We cover a lot of ground in the Lede Program – you might start without knowing much at all about your computer, and by the end you’re using the command line to run Python machine learning libraries, hex-binning geocoded CSV files, fetching quartiles out of dataframes, and running joins on SQL databases. That’s a lot of tech, really really quickly.
Any time you have that many tools at your disposal, three big questions appear
- When should I use what tool?
- How do I keep it all straight?
- What if I want to learn more about X?
To focus on answering these questions we’re introducing a new course for Summer 2016: Data Analysis Studio, a project-based course focused on beginning-to-end workflow and applying your newfound skills.
You’ll spend seven weeks crafting projects from start to finish, learning new skills and refining the ones you’ve gained through your other coursework. Frequent critiques will not only make your projects stronger, but also introduce you and other students to new methods of analyzing data, building visuals and avoiding common pitfalls.
Let’s take a look at how Data Analysis Studio answers those “big three questions.”
When should I use what tool?
Early on in your data career, a lot of tools look the same, and much of their nuance is still hidden. For example, if you’re storing data – when is a CSV file best? What about a SQL database? Why would I need a shapefile? While in-class explanations and working through assignments helps to learn the basics, it can be difficult to understand the real-world implications of your choices until you’ve actually made them.
Data Analysis Studio not only gets you practice using these skills in a realistic environment, but feedback from instructors and visiting professionals keeps you moving in the right direction as you master the tools at your disposal. Multiple students often have similar problems that they approach with radically different solutions – project presentations and critique sessions help you share in their experience.
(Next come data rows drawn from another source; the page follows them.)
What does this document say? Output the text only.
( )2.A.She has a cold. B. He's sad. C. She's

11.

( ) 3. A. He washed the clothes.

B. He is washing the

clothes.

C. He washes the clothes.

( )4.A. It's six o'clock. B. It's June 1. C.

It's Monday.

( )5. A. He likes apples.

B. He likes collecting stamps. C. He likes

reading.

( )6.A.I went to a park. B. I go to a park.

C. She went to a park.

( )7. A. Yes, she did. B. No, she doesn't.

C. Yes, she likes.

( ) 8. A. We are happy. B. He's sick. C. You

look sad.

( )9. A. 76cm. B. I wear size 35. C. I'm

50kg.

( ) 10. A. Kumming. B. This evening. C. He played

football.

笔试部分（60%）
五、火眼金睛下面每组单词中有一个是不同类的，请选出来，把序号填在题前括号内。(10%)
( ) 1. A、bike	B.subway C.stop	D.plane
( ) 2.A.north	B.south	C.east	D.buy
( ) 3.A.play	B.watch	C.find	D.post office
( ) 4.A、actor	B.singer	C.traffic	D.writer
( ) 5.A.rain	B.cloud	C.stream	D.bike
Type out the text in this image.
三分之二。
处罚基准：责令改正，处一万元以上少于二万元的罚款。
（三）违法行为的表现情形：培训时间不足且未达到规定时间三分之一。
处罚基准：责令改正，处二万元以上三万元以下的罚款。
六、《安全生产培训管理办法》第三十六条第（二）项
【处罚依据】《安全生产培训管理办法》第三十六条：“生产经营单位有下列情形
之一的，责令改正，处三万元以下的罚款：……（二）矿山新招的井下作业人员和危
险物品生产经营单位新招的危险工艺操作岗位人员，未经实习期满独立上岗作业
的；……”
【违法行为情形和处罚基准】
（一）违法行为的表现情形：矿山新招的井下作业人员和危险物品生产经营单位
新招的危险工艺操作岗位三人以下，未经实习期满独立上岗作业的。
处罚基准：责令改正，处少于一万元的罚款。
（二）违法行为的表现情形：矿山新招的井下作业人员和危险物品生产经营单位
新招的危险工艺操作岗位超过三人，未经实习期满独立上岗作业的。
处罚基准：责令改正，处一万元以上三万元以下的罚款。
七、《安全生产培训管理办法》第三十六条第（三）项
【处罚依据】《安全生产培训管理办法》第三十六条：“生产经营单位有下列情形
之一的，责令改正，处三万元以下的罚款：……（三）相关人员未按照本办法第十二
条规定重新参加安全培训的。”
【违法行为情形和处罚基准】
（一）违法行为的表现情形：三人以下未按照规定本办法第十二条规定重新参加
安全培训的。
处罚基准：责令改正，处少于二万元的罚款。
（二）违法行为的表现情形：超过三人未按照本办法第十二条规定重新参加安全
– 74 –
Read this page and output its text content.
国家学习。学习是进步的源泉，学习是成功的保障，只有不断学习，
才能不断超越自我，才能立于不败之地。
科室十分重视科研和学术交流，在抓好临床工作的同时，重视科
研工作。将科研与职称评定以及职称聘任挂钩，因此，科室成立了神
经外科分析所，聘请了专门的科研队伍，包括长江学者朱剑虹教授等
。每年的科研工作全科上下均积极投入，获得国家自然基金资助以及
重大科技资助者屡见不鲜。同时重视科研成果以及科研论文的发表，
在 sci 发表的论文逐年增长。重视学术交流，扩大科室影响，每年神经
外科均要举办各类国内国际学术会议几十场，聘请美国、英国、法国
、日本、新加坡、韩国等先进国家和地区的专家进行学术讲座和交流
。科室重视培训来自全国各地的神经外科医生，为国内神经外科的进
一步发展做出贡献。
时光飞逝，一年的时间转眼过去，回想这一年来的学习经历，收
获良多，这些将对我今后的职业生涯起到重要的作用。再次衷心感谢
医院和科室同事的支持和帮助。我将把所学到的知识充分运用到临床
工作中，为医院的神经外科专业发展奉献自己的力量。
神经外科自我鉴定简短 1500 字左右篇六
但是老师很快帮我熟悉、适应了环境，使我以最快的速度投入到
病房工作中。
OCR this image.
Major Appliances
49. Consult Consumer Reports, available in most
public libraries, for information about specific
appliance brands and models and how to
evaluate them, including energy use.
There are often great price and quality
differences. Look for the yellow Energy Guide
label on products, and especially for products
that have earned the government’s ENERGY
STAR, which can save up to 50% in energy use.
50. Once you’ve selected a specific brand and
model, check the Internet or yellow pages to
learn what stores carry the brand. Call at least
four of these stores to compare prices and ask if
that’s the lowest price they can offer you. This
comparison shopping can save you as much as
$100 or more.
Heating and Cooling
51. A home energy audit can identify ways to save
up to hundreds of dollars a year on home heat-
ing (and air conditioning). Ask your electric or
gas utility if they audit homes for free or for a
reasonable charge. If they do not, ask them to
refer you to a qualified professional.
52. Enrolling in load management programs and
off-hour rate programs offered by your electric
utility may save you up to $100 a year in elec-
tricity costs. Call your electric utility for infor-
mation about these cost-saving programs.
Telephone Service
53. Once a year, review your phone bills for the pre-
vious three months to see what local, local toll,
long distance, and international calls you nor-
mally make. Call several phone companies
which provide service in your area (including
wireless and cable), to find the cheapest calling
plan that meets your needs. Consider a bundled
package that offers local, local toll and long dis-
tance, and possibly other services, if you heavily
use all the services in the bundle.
How do I keep it all straight?
Practice, practice, practice.
The first time you’re trying to convert between two file formats or attempting to understand an error message, it might take you a half-hour of googling. The next time you still don’t know offhand, but you’ll find the answer in 3 minutes. After that finding the solution might take 10 seconds of searching, or maybe you’ve made yourself a little note to yourself about how to solve the problem.
Homework is fantastic for getting you acquainted with a tool or concept, but only by completing projects again and again will you internalize what it takes to use those tools and concepts to build a project. By leveraging multiple start-to-finish projects, Data Analysis Studio helps solidify your skillset.
What if I want to learn more about X?
One of the most rewarding parts of the Lede Program is watching students find a technology that they love using, and seeing how far they run with it. Maybe a 90-minute introduction to d3 will start them running until they get to force layouts, or an introduction to CartoDB will end up with a time-lapse, animated Torque map.
Data Analysis Studio gives students the freedom to expand in the direction they’d like to go. Maybe you’re interested in data visualization, or textual analysis, or scraping documents from the web. By focusing on personal projects and refining skills learned in the other three summer courses, Data Analysis Studio provides a scaffolding to expand on the tools you’re interested in.